US Stock Markets: NYSE and NASDAQ Compared
Stock markets exist to provide an arena for public companies to list their stock or shares for trading, with the primary aim of raising capital. The stock market not only provides the physical infrastructure but also the legal, financial, administrative and other related support for the various players to trade and invest in these financial instruments. The major players in the stock market consist of not only individuals trading and investing their own personal accounts, but also professionals like Corporate Pension Funds dealing with stock investments, Money Managers, Mutual Funds, Charitable and legal trusts and Insurance Funds.
US Stock Markets
In the United States, the primary markets for stock trading and investment are the New York Stock Exchange (NYSE), the American Stock Exchange (AMEX) and the NASDAQ Stock Market. Stocks that are traded on the NYSE and AMEX are normally called "listed stocks". Listed stocks can usually be identified by their 1 to 3 letter ticker symbols e.g. C (Citicorp), KO (Coca Cola) and BAC (Bank of America Corporation), although recently there have been 4 letter ticker symbols included e.g. YOKU (Youku.com Inc.). NASDAQ ticker symbols normally consist of 3, 4 or 5 letters e.g. AAPL (Apple Inc.), MSFT (Microsoft) and INTC (Intel).
The New York Stock Exchange (NYSE)
Trading on the NYSE and AMEX is still primarily floor based with a specialist controlling the order book for each listed stock, although there are plans afoot to speed up the move towards more computerization and online stock trading. The NYSE specialist gets to see all buy and sell orders and has the responsibility to ensure that the stock is traded at a fair value and in an orderly manner. The specialist also has the unenviable task of dealing with any sudden order imbalances by buying or selling from his own inventory in order to maintain stability in the stock price. Order imbalances can be created by external events such as unexpected earnings outlook, upgrade/downgrade by analysts or catastrophic geopolitical incidents like 9/11.
The NASDAQ Stock Market
The NASDAQ Stock Market, on the other hand, is a completely screen based electronic market which facilitates online stock trading. NASDAQ was originally an acronym for "National Association of Securities Dealers Automated Quotations" but the finance industry solely uses the acronym "NASDAQ" in almost all references. Liquidity on the NASDAQ is provided by "market makers" like Goldman Sachs (GSCO) and Merrill Lynch (MLCO), among others. These market makers can be viewed as the NASDAQ versions of the NYSE specialist, although there are significant differences in how they execute their respective roles.
Due to the NASDAQ's electronic nature, it is made up of many different "Electronic Communications Networks" or more commonly known as ECNs. Think of ECNs as many different mini exchanges with their own bid & offers and all these are linked together to provide the overall bid & offers for a particular stock on NASDAQ. At this stage, it would suffice to know that you can trade a NASDAQ stock online on any ECN that your stock broker's trading platform allows you to have access e.g. Interactive Broker's Trader Workstation (TWS) platform.

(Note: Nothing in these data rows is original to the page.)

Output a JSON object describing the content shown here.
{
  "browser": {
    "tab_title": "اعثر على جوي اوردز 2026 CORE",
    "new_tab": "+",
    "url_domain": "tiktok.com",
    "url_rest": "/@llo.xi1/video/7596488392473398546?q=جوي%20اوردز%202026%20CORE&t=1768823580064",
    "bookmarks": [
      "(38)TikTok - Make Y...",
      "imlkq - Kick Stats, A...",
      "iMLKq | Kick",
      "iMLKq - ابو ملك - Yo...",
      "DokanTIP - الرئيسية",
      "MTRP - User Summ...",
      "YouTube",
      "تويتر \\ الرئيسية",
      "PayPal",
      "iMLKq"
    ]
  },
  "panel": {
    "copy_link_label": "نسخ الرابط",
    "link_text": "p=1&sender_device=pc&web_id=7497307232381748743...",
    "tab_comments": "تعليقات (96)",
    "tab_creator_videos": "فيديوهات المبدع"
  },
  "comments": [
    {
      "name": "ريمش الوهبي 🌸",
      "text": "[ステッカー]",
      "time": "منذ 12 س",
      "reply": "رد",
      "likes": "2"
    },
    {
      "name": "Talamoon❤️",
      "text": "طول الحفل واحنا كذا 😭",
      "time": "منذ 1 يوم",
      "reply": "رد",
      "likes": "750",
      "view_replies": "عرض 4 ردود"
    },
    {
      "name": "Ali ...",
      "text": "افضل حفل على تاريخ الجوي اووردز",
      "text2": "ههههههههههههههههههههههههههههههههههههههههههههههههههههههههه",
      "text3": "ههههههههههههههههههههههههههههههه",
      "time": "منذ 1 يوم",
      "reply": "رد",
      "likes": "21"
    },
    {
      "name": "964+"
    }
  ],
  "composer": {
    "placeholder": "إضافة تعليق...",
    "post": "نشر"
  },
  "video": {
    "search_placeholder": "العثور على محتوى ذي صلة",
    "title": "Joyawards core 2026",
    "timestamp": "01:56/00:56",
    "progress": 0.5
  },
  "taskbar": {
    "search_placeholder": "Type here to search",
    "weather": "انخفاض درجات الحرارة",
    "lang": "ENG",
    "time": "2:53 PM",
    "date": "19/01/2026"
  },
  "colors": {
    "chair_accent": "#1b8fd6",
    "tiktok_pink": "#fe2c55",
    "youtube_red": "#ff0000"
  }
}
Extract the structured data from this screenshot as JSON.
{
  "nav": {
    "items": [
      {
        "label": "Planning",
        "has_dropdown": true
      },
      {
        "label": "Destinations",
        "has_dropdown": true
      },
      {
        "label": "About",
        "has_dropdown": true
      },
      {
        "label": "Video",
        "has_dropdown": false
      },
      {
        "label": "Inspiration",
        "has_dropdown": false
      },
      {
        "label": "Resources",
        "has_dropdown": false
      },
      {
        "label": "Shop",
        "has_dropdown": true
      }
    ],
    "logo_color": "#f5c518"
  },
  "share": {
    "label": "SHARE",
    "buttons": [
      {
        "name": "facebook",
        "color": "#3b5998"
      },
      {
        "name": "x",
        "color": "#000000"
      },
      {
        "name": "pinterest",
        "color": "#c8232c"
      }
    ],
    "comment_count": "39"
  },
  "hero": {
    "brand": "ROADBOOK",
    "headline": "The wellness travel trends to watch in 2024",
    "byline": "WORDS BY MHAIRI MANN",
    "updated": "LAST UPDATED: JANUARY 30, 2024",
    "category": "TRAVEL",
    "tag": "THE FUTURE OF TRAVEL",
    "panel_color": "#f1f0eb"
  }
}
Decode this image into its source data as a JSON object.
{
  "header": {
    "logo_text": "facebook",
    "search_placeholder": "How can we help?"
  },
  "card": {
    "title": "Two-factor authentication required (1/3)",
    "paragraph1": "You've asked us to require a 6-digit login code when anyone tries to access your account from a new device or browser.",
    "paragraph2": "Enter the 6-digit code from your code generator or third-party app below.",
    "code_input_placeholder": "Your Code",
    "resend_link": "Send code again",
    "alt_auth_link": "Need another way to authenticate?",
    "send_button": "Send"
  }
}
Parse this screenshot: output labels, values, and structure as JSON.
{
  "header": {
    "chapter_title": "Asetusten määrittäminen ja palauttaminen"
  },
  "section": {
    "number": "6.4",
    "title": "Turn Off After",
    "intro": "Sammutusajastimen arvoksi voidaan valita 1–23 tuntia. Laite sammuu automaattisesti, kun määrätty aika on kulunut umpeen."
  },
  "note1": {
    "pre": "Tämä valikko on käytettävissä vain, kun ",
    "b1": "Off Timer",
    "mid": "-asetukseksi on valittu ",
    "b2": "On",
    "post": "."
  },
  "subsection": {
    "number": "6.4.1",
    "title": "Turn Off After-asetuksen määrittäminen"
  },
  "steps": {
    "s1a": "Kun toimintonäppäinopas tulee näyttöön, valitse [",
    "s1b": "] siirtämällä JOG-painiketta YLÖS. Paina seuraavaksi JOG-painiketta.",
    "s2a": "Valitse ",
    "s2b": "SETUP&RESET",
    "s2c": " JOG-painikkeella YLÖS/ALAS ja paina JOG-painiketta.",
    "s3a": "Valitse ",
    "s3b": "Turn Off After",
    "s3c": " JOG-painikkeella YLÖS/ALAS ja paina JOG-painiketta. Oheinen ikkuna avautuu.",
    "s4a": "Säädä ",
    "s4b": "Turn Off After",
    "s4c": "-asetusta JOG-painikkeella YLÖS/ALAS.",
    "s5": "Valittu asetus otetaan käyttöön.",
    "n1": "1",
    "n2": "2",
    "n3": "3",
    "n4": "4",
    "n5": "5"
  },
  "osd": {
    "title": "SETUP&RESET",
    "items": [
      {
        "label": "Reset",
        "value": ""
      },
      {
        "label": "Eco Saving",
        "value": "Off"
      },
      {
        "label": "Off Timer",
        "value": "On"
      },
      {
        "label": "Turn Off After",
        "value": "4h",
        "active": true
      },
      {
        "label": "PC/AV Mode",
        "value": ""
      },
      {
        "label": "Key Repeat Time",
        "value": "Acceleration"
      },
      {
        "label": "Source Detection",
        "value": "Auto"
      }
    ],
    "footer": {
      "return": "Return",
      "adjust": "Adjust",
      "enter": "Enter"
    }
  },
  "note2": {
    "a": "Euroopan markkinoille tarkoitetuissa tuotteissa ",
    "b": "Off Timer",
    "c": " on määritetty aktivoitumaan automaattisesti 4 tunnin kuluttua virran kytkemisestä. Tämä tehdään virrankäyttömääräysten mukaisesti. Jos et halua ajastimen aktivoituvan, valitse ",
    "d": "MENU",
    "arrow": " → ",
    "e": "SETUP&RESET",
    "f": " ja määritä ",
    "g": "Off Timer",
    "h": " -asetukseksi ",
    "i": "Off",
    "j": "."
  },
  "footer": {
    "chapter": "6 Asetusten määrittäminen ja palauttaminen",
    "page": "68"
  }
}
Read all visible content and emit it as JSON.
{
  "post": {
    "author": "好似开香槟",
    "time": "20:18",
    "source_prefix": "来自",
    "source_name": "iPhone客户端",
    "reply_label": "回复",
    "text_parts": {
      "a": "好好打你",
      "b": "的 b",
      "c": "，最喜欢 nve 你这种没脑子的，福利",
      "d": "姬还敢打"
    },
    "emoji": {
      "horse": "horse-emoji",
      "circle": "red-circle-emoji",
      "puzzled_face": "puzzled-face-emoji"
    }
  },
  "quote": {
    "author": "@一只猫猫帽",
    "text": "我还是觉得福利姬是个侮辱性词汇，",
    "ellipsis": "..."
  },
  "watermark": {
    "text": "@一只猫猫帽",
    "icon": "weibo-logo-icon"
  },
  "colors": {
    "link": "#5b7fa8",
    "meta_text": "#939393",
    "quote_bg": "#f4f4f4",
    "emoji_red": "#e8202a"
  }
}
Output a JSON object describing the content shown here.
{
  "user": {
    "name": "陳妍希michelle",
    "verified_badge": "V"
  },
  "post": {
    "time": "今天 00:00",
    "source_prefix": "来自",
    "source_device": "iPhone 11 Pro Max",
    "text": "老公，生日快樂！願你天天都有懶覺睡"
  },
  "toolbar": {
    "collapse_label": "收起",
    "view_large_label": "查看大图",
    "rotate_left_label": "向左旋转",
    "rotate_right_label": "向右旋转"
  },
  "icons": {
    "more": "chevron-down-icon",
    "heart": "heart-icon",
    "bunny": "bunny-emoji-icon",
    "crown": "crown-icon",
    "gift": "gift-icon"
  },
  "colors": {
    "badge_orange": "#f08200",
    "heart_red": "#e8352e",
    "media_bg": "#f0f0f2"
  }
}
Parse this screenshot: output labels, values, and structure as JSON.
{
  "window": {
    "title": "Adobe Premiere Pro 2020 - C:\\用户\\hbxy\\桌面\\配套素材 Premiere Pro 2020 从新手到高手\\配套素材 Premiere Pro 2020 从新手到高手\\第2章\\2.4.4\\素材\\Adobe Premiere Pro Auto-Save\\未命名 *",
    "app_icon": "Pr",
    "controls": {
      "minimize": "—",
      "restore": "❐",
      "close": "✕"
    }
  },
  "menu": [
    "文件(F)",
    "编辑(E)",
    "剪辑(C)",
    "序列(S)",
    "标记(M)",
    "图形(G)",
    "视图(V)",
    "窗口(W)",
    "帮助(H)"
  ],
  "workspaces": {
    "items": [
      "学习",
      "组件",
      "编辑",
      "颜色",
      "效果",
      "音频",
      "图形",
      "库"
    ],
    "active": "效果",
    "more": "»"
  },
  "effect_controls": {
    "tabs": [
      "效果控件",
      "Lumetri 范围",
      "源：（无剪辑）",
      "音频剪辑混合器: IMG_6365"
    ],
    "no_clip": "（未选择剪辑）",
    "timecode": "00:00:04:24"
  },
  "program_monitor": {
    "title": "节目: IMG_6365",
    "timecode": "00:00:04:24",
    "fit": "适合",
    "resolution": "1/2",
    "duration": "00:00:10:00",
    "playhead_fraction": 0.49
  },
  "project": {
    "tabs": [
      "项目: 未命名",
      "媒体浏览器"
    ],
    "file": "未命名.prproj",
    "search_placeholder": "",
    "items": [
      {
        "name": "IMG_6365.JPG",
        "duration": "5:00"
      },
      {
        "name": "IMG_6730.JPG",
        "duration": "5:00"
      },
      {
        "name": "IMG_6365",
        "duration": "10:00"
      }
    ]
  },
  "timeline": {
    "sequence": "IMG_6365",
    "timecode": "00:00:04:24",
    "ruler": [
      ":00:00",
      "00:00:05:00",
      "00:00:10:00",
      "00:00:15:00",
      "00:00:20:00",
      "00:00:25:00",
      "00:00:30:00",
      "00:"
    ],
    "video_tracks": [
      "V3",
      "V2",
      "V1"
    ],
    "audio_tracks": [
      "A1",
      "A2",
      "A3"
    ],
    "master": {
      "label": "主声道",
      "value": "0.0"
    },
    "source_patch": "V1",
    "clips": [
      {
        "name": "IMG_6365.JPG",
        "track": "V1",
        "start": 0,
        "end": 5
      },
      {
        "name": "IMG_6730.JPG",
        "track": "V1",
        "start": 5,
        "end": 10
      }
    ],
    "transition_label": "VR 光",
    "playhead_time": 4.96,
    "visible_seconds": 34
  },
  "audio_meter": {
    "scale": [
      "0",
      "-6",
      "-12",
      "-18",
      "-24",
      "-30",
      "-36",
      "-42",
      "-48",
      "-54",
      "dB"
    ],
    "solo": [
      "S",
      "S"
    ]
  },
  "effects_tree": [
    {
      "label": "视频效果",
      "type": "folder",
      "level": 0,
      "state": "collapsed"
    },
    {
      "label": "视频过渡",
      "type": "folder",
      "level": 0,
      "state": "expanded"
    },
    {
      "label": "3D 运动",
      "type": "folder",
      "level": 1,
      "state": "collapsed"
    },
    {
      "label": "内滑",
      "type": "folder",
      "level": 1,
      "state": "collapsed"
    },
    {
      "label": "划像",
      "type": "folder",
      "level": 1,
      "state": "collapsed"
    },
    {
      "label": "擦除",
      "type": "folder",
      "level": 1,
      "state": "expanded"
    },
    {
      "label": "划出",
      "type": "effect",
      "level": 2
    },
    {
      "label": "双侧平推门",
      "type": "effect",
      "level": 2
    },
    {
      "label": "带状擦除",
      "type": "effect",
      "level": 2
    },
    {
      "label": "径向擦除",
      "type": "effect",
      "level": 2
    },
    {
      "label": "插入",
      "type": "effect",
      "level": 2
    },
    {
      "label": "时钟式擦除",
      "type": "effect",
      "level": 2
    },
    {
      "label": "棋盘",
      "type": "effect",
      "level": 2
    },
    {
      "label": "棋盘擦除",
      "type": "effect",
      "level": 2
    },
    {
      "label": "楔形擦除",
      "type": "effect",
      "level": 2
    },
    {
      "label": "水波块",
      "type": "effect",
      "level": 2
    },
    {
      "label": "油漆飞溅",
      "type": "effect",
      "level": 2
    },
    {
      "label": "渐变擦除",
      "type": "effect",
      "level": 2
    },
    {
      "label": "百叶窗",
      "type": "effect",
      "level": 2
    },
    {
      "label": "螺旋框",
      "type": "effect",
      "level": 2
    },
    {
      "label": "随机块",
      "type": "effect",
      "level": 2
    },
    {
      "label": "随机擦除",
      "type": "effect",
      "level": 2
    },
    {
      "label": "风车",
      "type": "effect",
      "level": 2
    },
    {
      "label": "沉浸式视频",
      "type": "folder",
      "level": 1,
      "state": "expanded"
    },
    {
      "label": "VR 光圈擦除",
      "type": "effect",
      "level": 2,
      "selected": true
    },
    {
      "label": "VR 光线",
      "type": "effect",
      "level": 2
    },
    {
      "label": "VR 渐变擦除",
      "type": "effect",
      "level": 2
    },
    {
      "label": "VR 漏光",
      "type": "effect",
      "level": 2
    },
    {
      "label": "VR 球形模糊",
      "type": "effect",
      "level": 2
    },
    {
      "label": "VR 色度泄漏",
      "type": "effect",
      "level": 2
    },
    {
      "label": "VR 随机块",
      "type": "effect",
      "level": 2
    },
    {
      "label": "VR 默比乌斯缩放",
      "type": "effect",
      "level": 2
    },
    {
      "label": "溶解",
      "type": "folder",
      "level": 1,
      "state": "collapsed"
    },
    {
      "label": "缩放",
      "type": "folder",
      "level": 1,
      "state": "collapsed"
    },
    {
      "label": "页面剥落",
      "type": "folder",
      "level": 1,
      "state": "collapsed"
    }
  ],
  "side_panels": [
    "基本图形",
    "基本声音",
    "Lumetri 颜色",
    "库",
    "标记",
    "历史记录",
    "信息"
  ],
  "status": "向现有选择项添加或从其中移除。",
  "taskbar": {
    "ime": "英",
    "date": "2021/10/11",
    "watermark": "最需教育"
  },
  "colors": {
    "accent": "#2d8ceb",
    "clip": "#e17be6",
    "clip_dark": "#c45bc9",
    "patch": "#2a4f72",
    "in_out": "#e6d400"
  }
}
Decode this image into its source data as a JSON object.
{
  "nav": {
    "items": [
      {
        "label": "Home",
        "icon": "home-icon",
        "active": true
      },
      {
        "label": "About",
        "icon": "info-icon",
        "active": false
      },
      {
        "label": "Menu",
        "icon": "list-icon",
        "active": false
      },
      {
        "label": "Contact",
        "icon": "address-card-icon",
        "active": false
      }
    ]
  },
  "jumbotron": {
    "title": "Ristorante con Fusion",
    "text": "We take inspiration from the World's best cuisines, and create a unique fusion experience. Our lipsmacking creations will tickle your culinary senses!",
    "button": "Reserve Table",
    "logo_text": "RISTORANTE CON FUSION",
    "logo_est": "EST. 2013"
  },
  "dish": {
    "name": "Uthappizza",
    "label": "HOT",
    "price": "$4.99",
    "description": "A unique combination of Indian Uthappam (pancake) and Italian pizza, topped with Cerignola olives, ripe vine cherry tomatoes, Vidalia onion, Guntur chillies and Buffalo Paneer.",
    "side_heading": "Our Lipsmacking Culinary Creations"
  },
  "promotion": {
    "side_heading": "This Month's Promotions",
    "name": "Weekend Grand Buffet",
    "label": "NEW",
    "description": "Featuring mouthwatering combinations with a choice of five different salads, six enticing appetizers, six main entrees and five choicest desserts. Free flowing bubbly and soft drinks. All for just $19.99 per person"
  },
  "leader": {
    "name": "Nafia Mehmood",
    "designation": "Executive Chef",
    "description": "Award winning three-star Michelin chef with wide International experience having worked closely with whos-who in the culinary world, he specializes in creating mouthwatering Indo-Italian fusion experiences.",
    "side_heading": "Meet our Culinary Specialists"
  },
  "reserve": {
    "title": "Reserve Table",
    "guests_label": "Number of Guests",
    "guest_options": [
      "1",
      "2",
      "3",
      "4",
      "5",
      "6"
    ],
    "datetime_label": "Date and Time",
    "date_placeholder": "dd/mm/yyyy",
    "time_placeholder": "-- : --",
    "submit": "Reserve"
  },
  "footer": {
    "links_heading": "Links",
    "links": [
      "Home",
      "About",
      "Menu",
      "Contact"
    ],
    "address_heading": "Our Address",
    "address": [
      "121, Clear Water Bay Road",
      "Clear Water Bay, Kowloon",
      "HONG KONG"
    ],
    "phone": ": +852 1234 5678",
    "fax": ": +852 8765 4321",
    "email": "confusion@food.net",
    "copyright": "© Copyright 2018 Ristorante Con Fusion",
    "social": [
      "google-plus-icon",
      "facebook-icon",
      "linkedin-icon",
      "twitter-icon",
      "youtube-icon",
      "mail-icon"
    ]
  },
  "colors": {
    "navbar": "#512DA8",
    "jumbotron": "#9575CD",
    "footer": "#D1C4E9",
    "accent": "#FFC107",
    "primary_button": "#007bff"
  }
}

Trading on the NYSE and NASDAQ compared
As you can imagine, a totally screen based system (NASDAQ) and a human order filler approach (NYSE) will have plenty of differences. The NYSE specialist does have computers to help him carry out his role but the decision making process is still primarily in the hands of a human. This requires a trader to undertake different order entry and exit strategies in order to get the best stock price. The element of negotiation, when dealing with large orders, is very apparent in the human based system as a specialist may give a trader a better price if the specialist has inventory that he needs to clear and the trader can accommodate the size offered. The NASDAQ system, on the other hand, offers traders Level 2 quotes where the buy and sell orders of the various market makers can be seen by those who subscribe to this functionality. Although not totally foolproof and Level 2 quotes do have an element of "spoofing", where market makers or other participants display sizable orders which they have no intention of dealing in at that price, they do however allow a trader to gain intelligence on what is the demand and supply of a stock at a certain level.